I Go Crazy has a catchy little chorus, but it does sound tied to 1987 (especially with the goofy lyrical reference to Miami Vice). I also seem to recall the gothic rockers sounding both more gothic and more rocking than they do here.
However, the song did end up on the soundtrack to John Hughes’ underrated Some Kind Of Wonderful, so I suppose Flesh For Lulu did achieve some measure of immortality.
Nazareth – Crazy? (A Suitable Case for Treatment)
from Heavy Metal soundtrack (1981)
I’m familiar with little by Nazareth aside from Love Hurts and its accompanying album, Hair Of The Dog. My buddy Will had an older brother and the eight track seemed to be permanently lodged in his Trans Am’s player.
One of the few other songs I knew by the Scottish band was Crazy? which was on the soundtrack to Heavy Metal, which as a teenager, was a late-night cable favorite with me and my friends.
Heart – Crazy On You
from Greatest Hits (1998)
Though Heart might have had a commercial lull in the early ’80s, the band remained popular on radio stations in our area of the Midwest. Then, the band exploded in the mid-’80s, notched a string of massive hits and platinum-selling albums that not only revived their career but took it to new heights.
Personally, I dug a lot of their mid- to late ’80s hits, but I preferred their less-varnished ’70s stuff. The ubiquitousness of that later period made it easy to forget how much raw energy the band possessed and how utterly fierce they could be.
And Crazy On You – made transcendent by Ann Wilson’s piercing banshee wail – was as fierce as a band could hope to be.

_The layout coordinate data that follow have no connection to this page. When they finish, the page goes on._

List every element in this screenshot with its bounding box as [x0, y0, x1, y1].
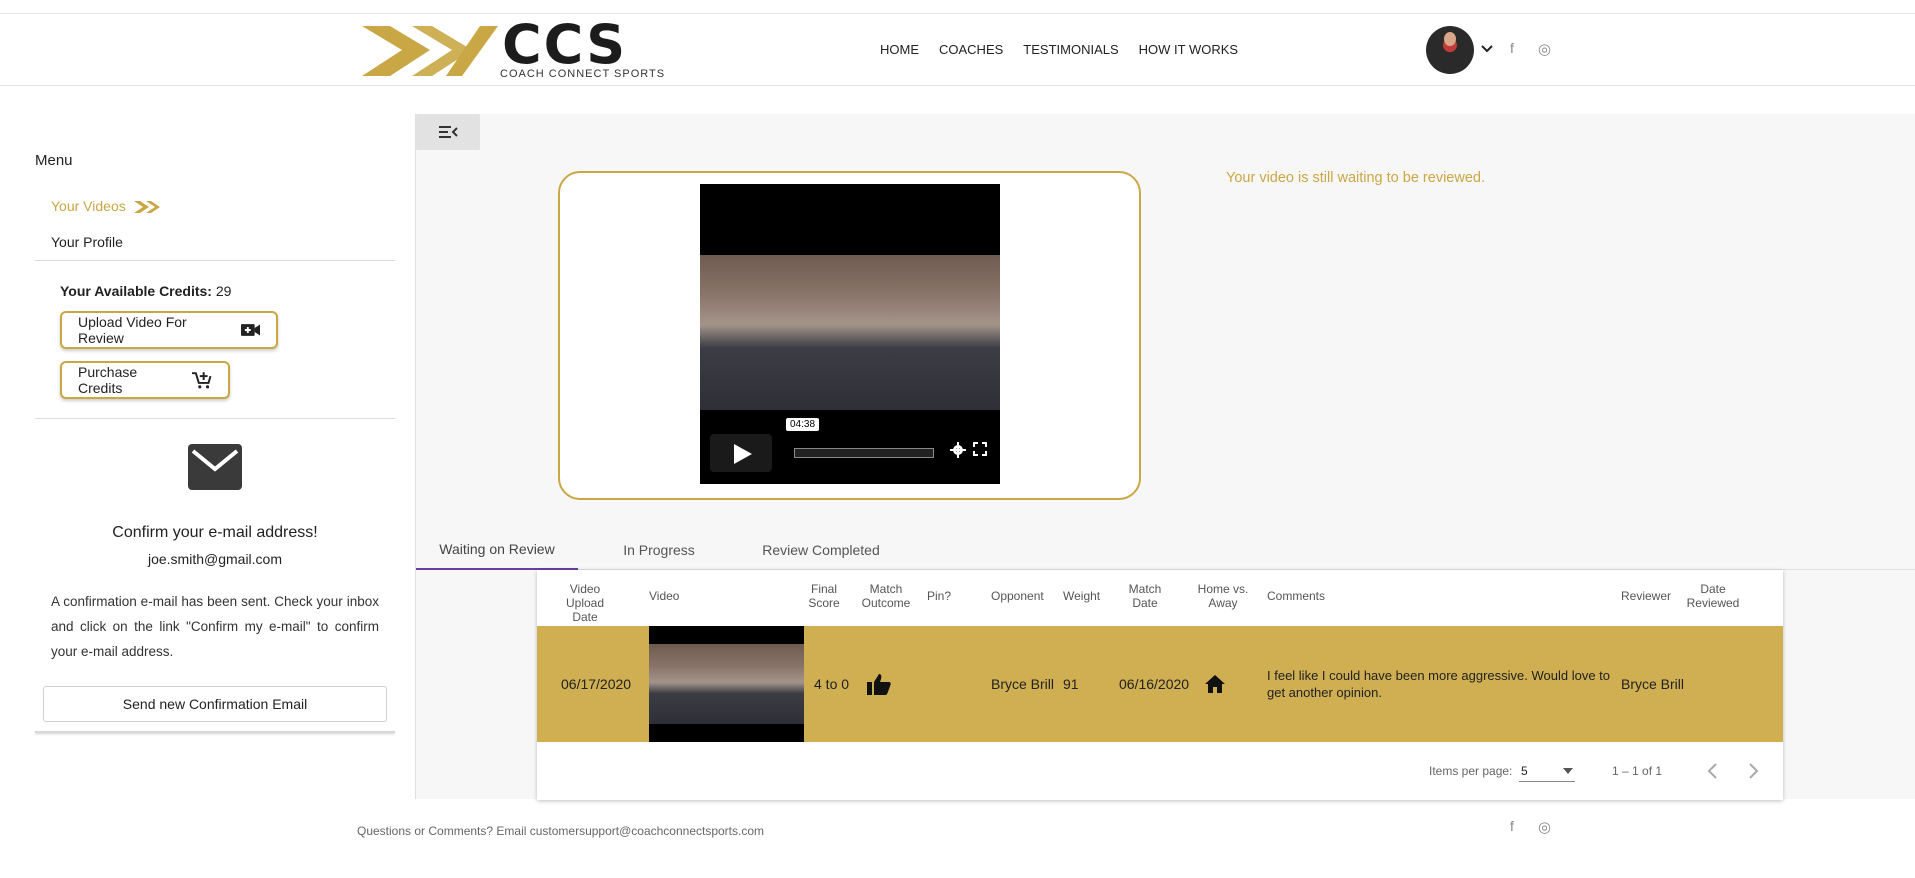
tab-review-completed[interactable]: Review Completed: [740, 530, 902, 570]
chevron-down-icon[interactable]: [1480, 44, 1494, 54]
confirm-email-title: Confirm your e-mail address!: [112, 524, 318, 541]
video-thumbnail[interactable]: [649, 626, 804, 742]
col-pin[interactable]: Pin?: [927, 589, 951, 603]
next-page-icon[interactable]: [1747, 763, 1759, 779]
cell-match-date: 06/16/2020: [1119, 676, 1190, 692]
footer-facebook-icon[interactable]: f: [1510, 818, 1514, 834]
col-opponent[interactable]: Opponent: [991, 589, 1044, 603]
col-home-away[interactable]: Home vs. Away: [1193, 582, 1253, 610]
col-comments[interactable]: Comments: [1267, 589, 1325, 603]
ccs-logo-icon: [133, 201, 160, 214]
previous-page-icon[interactable]: [1707, 763, 1719, 779]
review-tabs: Waiting on Review In Progress Review Com…: [416, 530, 1915, 570]
tab-waiting-on-review[interactable]: Waiting on Review: [416, 530, 578, 570]
nav-home[interactable]: HOME: [880, 42, 919, 57]
upload-video-label: Upload Video For Review: [78, 314, 187, 346]
sidebar-bottom-divider: [35, 731, 395, 733]
menu-collapse-icon: [439, 126, 458, 138]
facebook-icon[interactable]: f: [1510, 40, 1514, 56]
footer-contact-text: Questions or Comments? Email customersup…: [357, 824, 765, 838]
col-final-score[interactable]: Final Score: [799, 582, 849, 610]
fullscreen-icon[interactable]: [973, 442, 987, 456]
site-header: CCS COACH CONNECT SPORTS HOME COACHES TE…: [0, 14, 1915, 86]
thumbs-up-icon: [867, 674, 891, 695]
main-nav: HOME COACHES TESTIMONIALS HOW IT WORKS: [880, 42, 1238, 57]
tab-in-progress[interactable]: In Progress: [578, 530, 740, 570]
credits-value: 29: [215, 283, 232, 299]
play-button[interactable]: [710, 434, 772, 472]
available-credits: Your Available Credits: 29: [60, 283, 231, 299]
video-camera-add-icon: [240, 324, 260, 336]
avatar-face: [1444, 32, 1456, 46]
cell-home-away: [1205, 626, 1225, 742]
table-row[interactable]: 06/17/2020 4 to 0 Bryce Brill 91 06/16/2…: [537, 626, 1783, 742]
cell-weight: 91: [1063, 676, 1079, 692]
sidebar-toggle-button[interactable]: [416, 114, 480, 150]
page-range: 1 – 1 of 1: [1612, 764, 1663, 778]
col-upload-date[interactable]: Video Upload Date: [557, 582, 613, 624]
cell-upload-date: 06/17/2020: [561, 676, 632, 692]
credits-label: Your Available Credits:: [60, 283, 212, 299]
items-per-page-label: Items per page:: [1429, 764, 1513, 778]
sidebar-item-your-profile[interactable]: Your Profile: [51, 234, 123, 250]
menu-title: Menu: [35, 152, 73, 169]
home-icon: [1205, 675, 1225, 693]
sidebar-item-label: Your Videos: [51, 198, 126, 214]
settings-gear-icon[interactable]: [950, 442, 966, 458]
review-status-text: Your video is still waiting to be review…: [1226, 170, 1485, 186]
cell-reviewer: Bryce Brill: [1621, 676, 1685, 692]
nav-coaches[interactable]: COACHES: [939, 42, 1003, 57]
cell-final-score: 4 to 0: [814, 676, 850, 692]
confirm-email-address: joe.smith@gmail.com: [147, 551, 283, 567]
thumbnail-image: [649, 644, 804, 724]
confirm-email-message: A confirmation e-mail has been sent. Che…: [51, 594, 379, 659]
videos-table: Video Upload Date Video Final Score Matc…: [537, 570, 1783, 800]
sidebar-item-your-videos[interactable]: Your Videos: [51, 198, 162, 214]
video-player[interactable]: 04:38: [700, 184, 1000, 484]
col-reviewer[interactable]: Reviewer: [1621, 589, 1671, 603]
logo-subtitle: COACH CONNECT SPORTS: [500, 68, 666, 80]
col-video[interactable]: Video: [649, 589, 679, 603]
col-match-outcome[interactable]: Match Outcome: [857, 582, 915, 610]
purchase-credits-button[interactable]: Purchase Credits: [60, 361, 230, 399]
cell-match-outcome: [867, 626, 891, 742]
nav-how-it-works[interactable]: HOW IT WORKS: [1139, 42, 1238, 57]
paginator: Items per page: 5 1 – 1 of 1: [537, 756, 1783, 786]
col-weight[interactable]: Weight: [1063, 589, 1100, 603]
ccs-logo[interactable]: CCS COACH CONNECT SPORTS: [362, 13, 664, 80]
mail-icon: [188, 444, 242, 490]
user-avatar[interactable]: [1426, 26, 1474, 74]
nav-testimonials[interactable]: TESTIMONIALS: [1023, 42, 1118, 57]
items-per-page-select[interactable]: 5: [1519, 758, 1575, 782]
purchase-credits-label: Purchase Credits: [78, 364, 138, 396]
sidebar-divider: [35, 418, 395, 419]
cell-opponent: Bryce Brill: [991, 676, 1055, 692]
logo-text: CCS: [502, 13, 628, 76]
items-per-page-value: 5: [1521, 764, 1528, 778]
dropdown-arrow-icon: [1563, 768, 1573, 774]
time-tooltip: 04:38: [786, 418, 820, 431]
ccs-logo-mark-icon: [362, 26, 498, 76]
upload-video-button[interactable]: Upload Video For Review: [60, 311, 278, 349]
col-date-reviewed[interactable]: Date Reviewed: [1683, 582, 1743, 610]
cart-add-icon: [191, 372, 211, 389]
send-confirmation-button[interactable]: Send new Confirmation Email: [43, 686, 387, 722]
footer-instagram-icon[interactable]: ◎: [1538, 818, 1551, 836]
sidebar-divider: [35, 260, 395, 261]
video-preview-image: [700, 255, 1000, 410]
instagram-icon[interactable]: ◎: [1538, 40, 1551, 58]
progress-bar[interactable]: [794, 448, 934, 458]
cell-comments: I feel like I could have been more aggre…: [1267, 668, 1611, 700]
col-match-date[interactable]: Match Date: [1122, 582, 1168, 610]
player-controls: 04:38: [710, 418, 992, 472]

Ozzy Osbourne – Crazy Train
from The Ozzman Cometh (1997)
I willingly confess I’ve always found Ozzy Osbourne to be goofy and not necessarily in a good way. I do not, have not, and – much to Paloma’s chagrin – probably will not ever have much affection for his work with Black Sabbath aside from a few songs
(as opposed to giving them credit as an influence for legions of bands, I blame them for a lot of very bad imitators)
But I have liked some of Ozzy’s solo stuff throughout the years and near the top of that list would have to be the thundering Crazy Train. And, as a recent television commercial has proven, the song is, at heart, simply a very heavy pop song.